Né en 2001, le collectif de soutien aux personnes sans-papiers de Rennes (CSPSP 35) souffle cette année ses à-peu-près 20 bougies d’existence. Saisissant ce prétexte, et à quinze jours de la présidentielle, le CSPSP a décidé d’organiser plusieurs évènements sous le slogan revanchard de « Vive l’immigration ! » afin de faire entendre un autre son de cloche que les discours populistes et anti-immigration que l’on entend à longueur de journée dans les médias. À cette occasion, nous avons eu envie de parler avec ces personnes anonymes qui ne comptent pas leurs heures et qui œuvrent au sein du groupe. Entre les assemblées générales, la préparation des actions, le tractage… c’est qu’il en faut de la volonté et de la ressource pour suivre le rythme.
Les débuts
Le rendez-vous est pris dans un troquet du centre-ville. Une fois sur place, à peine avons-nous le temps de saisir notre téléphone portable pour annoncer notre arrivée que nous voilà joyeusement hélés : « Nous sommes là ! ». À force de traîner nos guibolles dans les manifestations, certains visages nous sont déjà familiers. Nous saluons alors nos interlocutrices du jour, car oui, « il n’y a que des femmes ce soir », rigolent ensemble Charlotte, Nadine et Céline.

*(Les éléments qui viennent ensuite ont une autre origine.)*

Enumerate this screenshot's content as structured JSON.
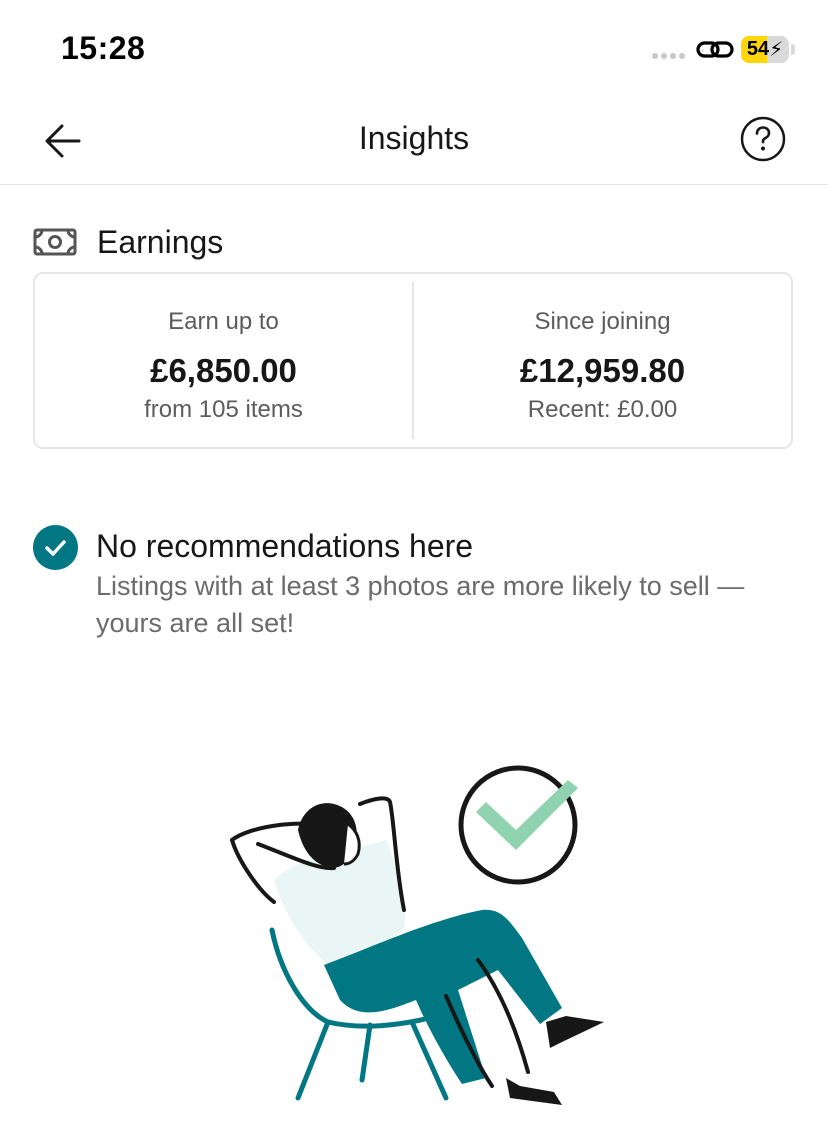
{
  "status_bar": {
    "time": "15:28",
    "battery_level": "54",
    "battery_fill_percent": 54,
    "battery_color": "#ffd60a"
  },
  "nav": {
    "title": "Insights",
    "back_icon": "arrow-left-icon",
    "help_icon": "question-circle-icon"
  },
  "earnings": {
    "icon": "banknote-icon",
    "title": "Earnings",
    "columns": [
      {
        "label": "Earn up to",
        "amount": "£6,850.00",
        "sub": "from 105 items"
      },
      {
        "label": "Since joining",
        "amount": "£12,959.80",
        "sub": "Recent: £0.00"
      }
    ]
  },
  "recommendations": {
    "icon": "check-circle-icon",
    "title": "No recommendations here",
    "body": "Listings with at least 3 photos are more likely to sell — yours are all set!"
  },
  "colors": {
    "accent": "#007782",
    "check_green": "#8fd3b0",
    "illustration_shirt": "#eaf6f6"
  }
}
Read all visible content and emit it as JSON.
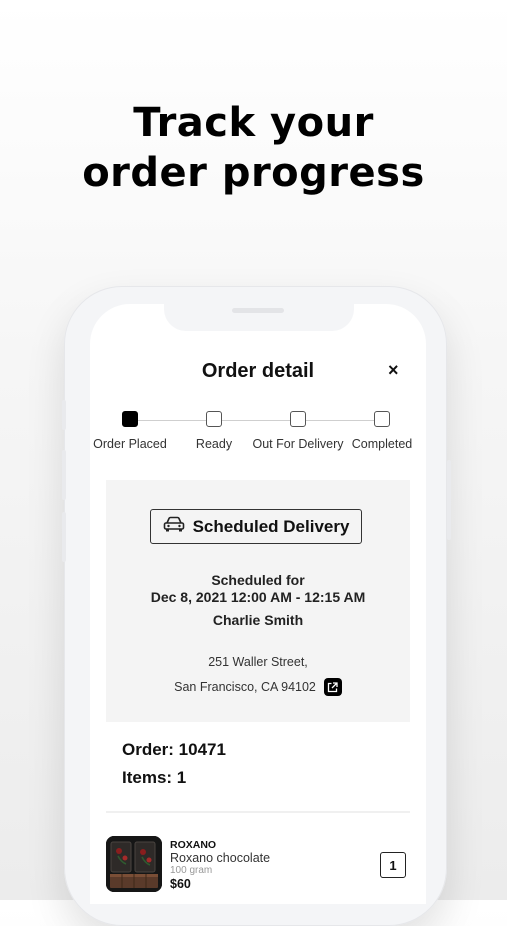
{
  "headline": {
    "line1": "Track your",
    "line2": "order progress"
  },
  "modal": {
    "title": "Order detail",
    "close_label": "×"
  },
  "progress": {
    "steps": [
      {
        "label": "Order Placed",
        "active": true
      },
      {
        "label": "Ready",
        "active": false
      },
      {
        "label": "Out For Delivery",
        "active": false
      },
      {
        "label": "Completed",
        "active": false
      }
    ]
  },
  "delivery": {
    "button_label": "Scheduled Delivery",
    "button_icon": "car-icon",
    "scheduled_for_label": "Scheduled for",
    "scheduled_time": "Dec 8, 2021 12:00 AM - 12:15 AM",
    "customer_name": "Charlie Smith",
    "address_line1": "251 Waller Street,",
    "address_line2": "San Francisco, CA 94102",
    "address_icon": "external-link-icon"
  },
  "order": {
    "order_text": "Order: 10471",
    "items_text": "Items: 1"
  },
  "products": [
    {
      "brand": "ROXANO",
      "name": "Roxano chocolate",
      "weight": "100 gram",
      "price": "$60",
      "quantity": "1"
    }
  ],
  "colors": {
    "active_step": "#000000",
    "card_bg": "#f4f4f4",
    "accent": "#111111"
  }
}
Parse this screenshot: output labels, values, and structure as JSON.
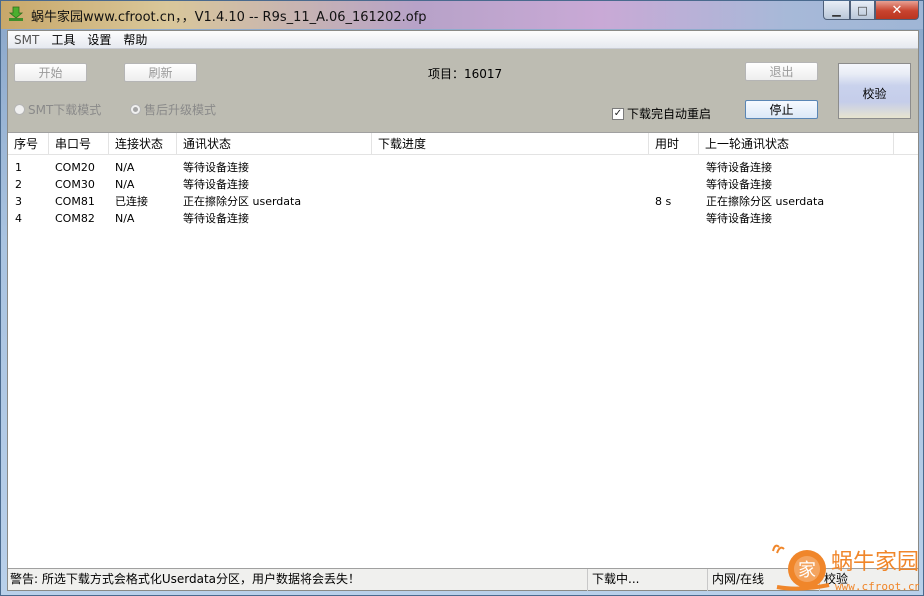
{
  "window": {
    "title": "蜗牛家园www.cfroot.cn，，V1.4.10 -- R9s_11_A.06_161202.ofp",
    "minimize_glyph": "▁",
    "maximize_glyph": "□",
    "close_glyph": "✕"
  },
  "menu": {
    "items": [
      "SMT",
      "工具",
      "设置",
      "帮助"
    ]
  },
  "toolbar": {
    "start_label": "开始",
    "refresh_label": "刷新",
    "project_label": "项目：16017",
    "exit_label": "退出",
    "check_label": "校验",
    "stop_label": "停止",
    "mode_smt_label": "SMT下载模式",
    "mode_aftersale_label": "售后升级模式",
    "auto_restart_label": "下载完自动重启",
    "auto_restart_checked": true,
    "checkbox_glyph": "✓"
  },
  "table": {
    "columns": [
      "序号",
      "串口号",
      "连接状态",
      "通讯状态",
      "下载进度",
      "用时",
      "上一轮通讯状态"
    ],
    "rows": [
      [
        "1",
        "COM20",
        "N/A",
        "等待设备连接",
        "",
        "",
        "等待设备连接"
      ],
      [
        "2",
        "COM30",
        "N/A",
        "等待设备连接",
        "",
        "",
        "等待设备连接"
      ],
      [
        "3",
        "COM81",
        "已连接",
        "正在擦除分区 userdata",
        "",
        "8 s",
        "正在擦除分区 userdata"
      ],
      [
        "4",
        "COM82",
        "N/A",
        "等待设备连接",
        "",
        "",
        "等待设备连接"
      ]
    ]
  },
  "statusbar": {
    "warning": "警告: 所选下载方式会格式化Userdata分区，用户数据将会丢失！",
    "download": "下载中...",
    "network": "内网/在线",
    "check": "校验"
  },
  "watermark": {
    "brand": "蜗牛家园",
    "url": "www.cfroot.cn",
    "badge_char": "家"
  },
  "colors": {
    "titlebar_accent": "#c9a9d6",
    "close_button": "#c8432e",
    "client_bg": "#bdbcb2",
    "watermark_orange": "#f0862a"
  }
}
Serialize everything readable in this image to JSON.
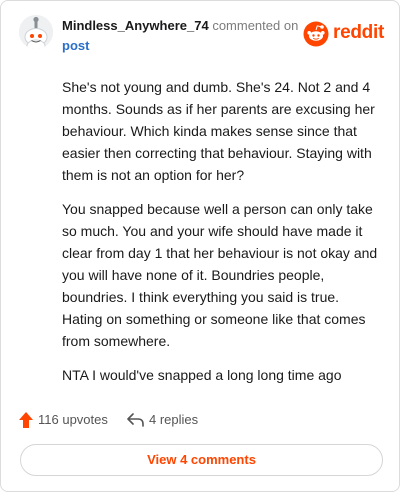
{
  "comment": {
    "username": "Mindless_Anywhere_74",
    "action": "commented on",
    "post_link": "post",
    "brand": "reddit",
    "paragraphs": [
      "She's not young and dumb. She's 24. Not 2 and 4 months. Sounds as if her parents are excusing her behaviour. Which kinda makes sense since that easier then correcting that behaviour. Staying with them is not an option for her?",
      "You snapped because well a person can only take so much. You and your wife should have made it clear from day 1 that her behaviour is not okay and you will have none of it. Boundries people, boundries. I think everything you said is true. Hating on something or someone like that comes from somewhere.",
      "NTA I would've snapped a long long time ago"
    ]
  },
  "stats": {
    "upvotes": "116 upvotes",
    "replies": "4 replies"
  },
  "actions": {
    "view_comments": "View 4 comments"
  },
  "colors": {
    "brand": "#ff4500",
    "link": "#2b6fc9",
    "text": "#1a1a1b",
    "muted": "#7c7c7c"
  },
  "icons": [
    "avatar-snoo-icon",
    "reddit-logo-icon",
    "upvote-arrow-icon",
    "reply-icon"
  ]
}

Charlotte participe au collectif depuis septembre 2005. « Je l’ai connu à la suite d’une mobilisation en soutien à un parent d’élève que je connaissais, nous explique-t-elle. Le père était sans papier et allait être mis en rétention. Depuis, j’essaye de participer le plus souvent possible, même si j’ai eu besoin de prendre une pause pendant quelque temps. » Sa voisine de table, Nadine, a intégré le CSPSP presque au même moment, vers l’été 2006, quand le collectif se battait déjà contre le projet de construction du centre de rétention à Saint-Jacques-de-la-Lande (qui a ouvert ses portes en 2007, NDLR). « Des affiches en ville appelaient à un rassemblement pour s’y opposer. J’y suis allée, j’ai rencontré du monde et nous avons échangé nos coordonnées. C’est comme ça que, tout naturellement, j’ai rejoint le collectif. » Céline à notre gauche est la plus jeune activiste en âge et en ancienneté du groupe. Mais elle n’est pas pour autant la moins combattive, au contraire. « J’ai d’abord pris contact avec la permanence juridique Délit de Solidarité qui nous a ensuite parlé d’un rassemblement. J’y suis allée avec ma mère. C’était en 2020, un an après mon arrivée en France. Et depuis, je milite dans le collectif. »
Le fonctionnement
Parler du CSPSP avec celles et ceux qui le font vivre, c’est avant tout évoquer son mode de fonctionnement, car il nous donne l’impression d’être le ciment invisible de sa longévité. Charlotte le décrit ainsi. « Être au CSPSP, c’est militer et lutter ensemble. La forme est aussi importante que le fond. C’est-à-dire que nous tendons au maximum vers un fonctionnement horizontal. Chaque voix compte. C’est difficile, nous le savons bien. Prendre la parole peut être compliqué pour certain·e·s, mais nous nous efforçons de nous y tenir. » Nadine acquiesce, et poursuit. « Personnellement, je me sens portée et en confiance au sein du collectif. Ce n’est jamais un sacerdoce que d’y participer et, de toute manière, rien ne nous empêche de prendre des pauses de temps en temps, et de revenir. »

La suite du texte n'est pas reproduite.